General anesthesia is a combination of several drugs that block pain, paralyze the muscles so surgeons can cut tissue more easily, and render patients unconscious and unable to remember the operation.

The Joint Commission on Accreditation of Healthcare Organizations, which accredits 85% of American hospitals, recently described the condition as “under-recognized” and “under-treated” and said hospitals and doctors should develop policies for avoiding it.

To this day, Weihrer, who now runs Anesthesia Awareness Campaign Inc. from her home in Reston, Va., says she can’t sleep more than a few hours without nightmares and can recall verbatim doctors’ conversations in the operating room.

Like many patients who wake up during anesthesia, she is being treated for post-traumatic stress disorder, which includes flashbacks, irritability and exaggerated startle responses.

“Patients don’t want to talk about it because they have a hard time believing it could happen to them, and anesthesiologists don’t really want to acknowledge they have issues like that,” said Dr. Michael England, senior anesthesiologist at Tufts-New England Medical Center in Boston.

There have been roughly a dozen anesthesia-awareness lawsuits nationwide, according to a recent issue of, an online legal newsletter.

Weihrer sued her anesthesiologist for malpractice, arguing, among other things, that an anesthesia machine was not working properly. The case was settled for an undisclosed amount.

Some patients like John Robinson, a psychologist in Carmichael, Calif., block out the experience for years, until some trigger brings it to mind.

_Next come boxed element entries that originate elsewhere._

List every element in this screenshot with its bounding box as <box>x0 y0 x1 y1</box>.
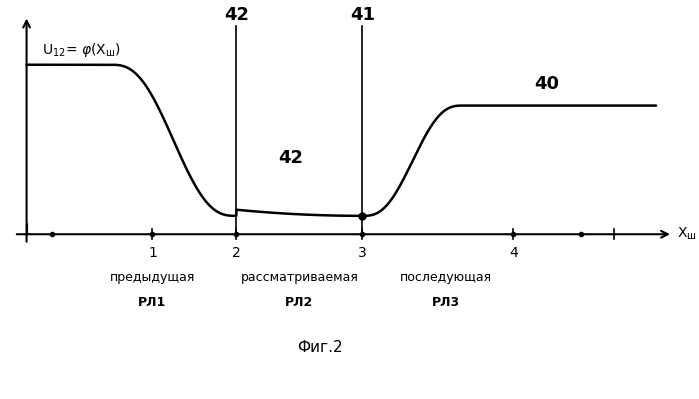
Text: 41: 41 <box>350 6 375 24</box>
Text: РЛ1: РЛ1 <box>138 296 166 308</box>
Text: U$_{12}$= $\varphi$(X$_{\rm ш}$): U$_{12}$= $\varphi$(X$_{\rm ш}$) <box>42 41 120 59</box>
Text: предыдущая: предыдущая <box>110 271 195 284</box>
Text: X$_{\rm ш}$: X$_{\rm ш}$ <box>677 226 697 243</box>
Text: 3: 3 <box>358 247 367 261</box>
Text: 2: 2 <box>232 247 240 261</box>
Text: 42: 42 <box>224 6 249 24</box>
Text: 1: 1 <box>148 247 157 261</box>
Text: 40: 40 <box>535 75 559 93</box>
Text: РЛ2: РЛ2 <box>285 296 313 308</box>
Text: Фиг.2: Фиг.2 <box>298 340 343 356</box>
Text: 42: 42 <box>278 149 303 167</box>
Text: последующая: последующая <box>401 271 492 284</box>
Text: 4: 4 <box>509 247 518 261</box>
Text: РЛ3: РЛ3 <box>432 296 461 308</box>
Text: рассматриваемая: рассматриваемая <box>240 271 359 284</box>
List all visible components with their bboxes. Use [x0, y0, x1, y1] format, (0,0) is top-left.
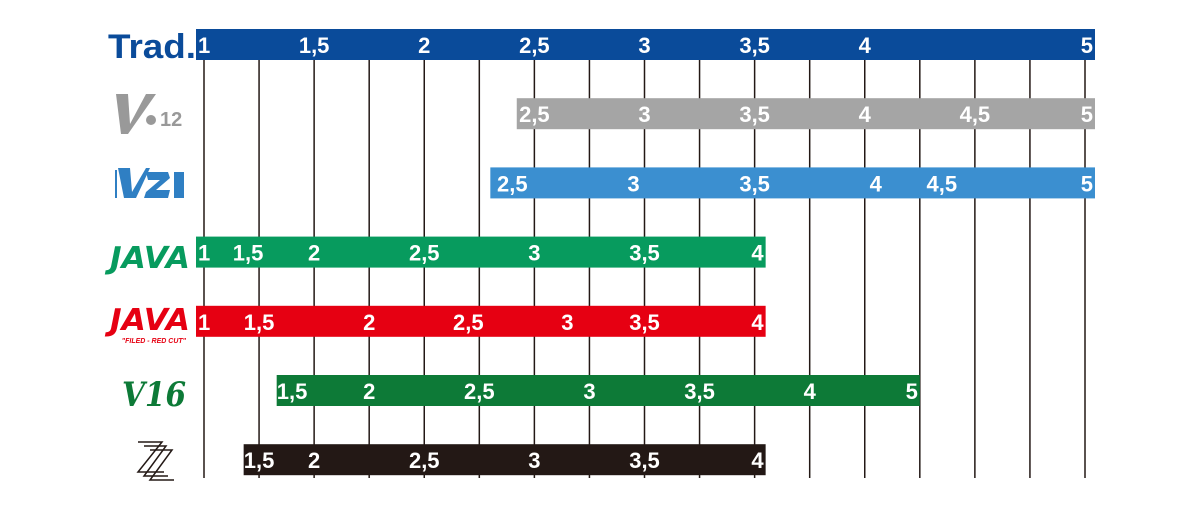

Robinson, now 58, had open heart surgery at 14 to correct a faulty heart valve.

“I woke up in surgery and experienced hands working inside my heart and my body being very cold, numb, paralyzed with my chest torn open. All of this was profoundly frightening,” he said. But Robinson repressed the entire episode -- until 40 years later, when he had an abnormal heart rhythm and went to the emergency room, where doctors shocked his heart back to a normal rhythm.

“That awakened all these body memories of the surgery,” he said. “I began to walk around feeling literally as if my chest were open. I got in touch with this immense anguish -- this abandoned 14-year-old, and nobody knowing about it.”

He said he had to give up his counseling practice because he “lost the ability to go knee-deep into the horrors and traumas of other people.”

Dr. Janet Osterman, vice-chairwoman of psychiatry at Boston University School of Medicine, says cognitive-behavioral therapy and eye movement desensitization and reprocessing therapy can help people overcome the trauma of such experiences. Both involve getting patients to imagine the trauma and learn to dampen their emotional arousal to it, Osterman said.

To be sure, some cases of anesthesia awareness are tough to avoid. If a patient already has low blood pressure, anesthesiologists deliberately keep the patient only lightly asleep so as not to depress blood pressure further.

But often, anesthesia awareness is a genuine mistake that, until the last few years, doctors had no good way to detect -- though increases in heart rate and blood pressure, or leaking of tears from the eyes, are clues.

Now some anesthesiologists and nurse anesthetists use brain wave monitors to gauge the patient’s level of consciousness. Two studies published this year, one in Sweden and one in Australia, showed these monitors can reduce the incidence of awareness episodes.

So far, though, the American Society of Anesthesiologists and the American Assn. of Nurse Anesthetists believe it’s too soon to recommend that the monitors be used routinely.

In the meantime, if you are facing surgery, Weihrer suggests asking your doctors to use a brain activity monitor.

Also, be sure to tell your anesthesiologist if you have had an episode of awareness in the past, said Dr. John Ulatowski, anesthesiologist in chief at Johns Hopkins Hospital.

If you do wake up under anesthesia and can remember the episode, tell your doctors. If immediate psychiatric help is not offered, ask for it.

And there is one thing your anesthesiologist can do if you did have anesthesia awareness, added Ulatowski:

“If a mistake was made, the doctor should apologize.”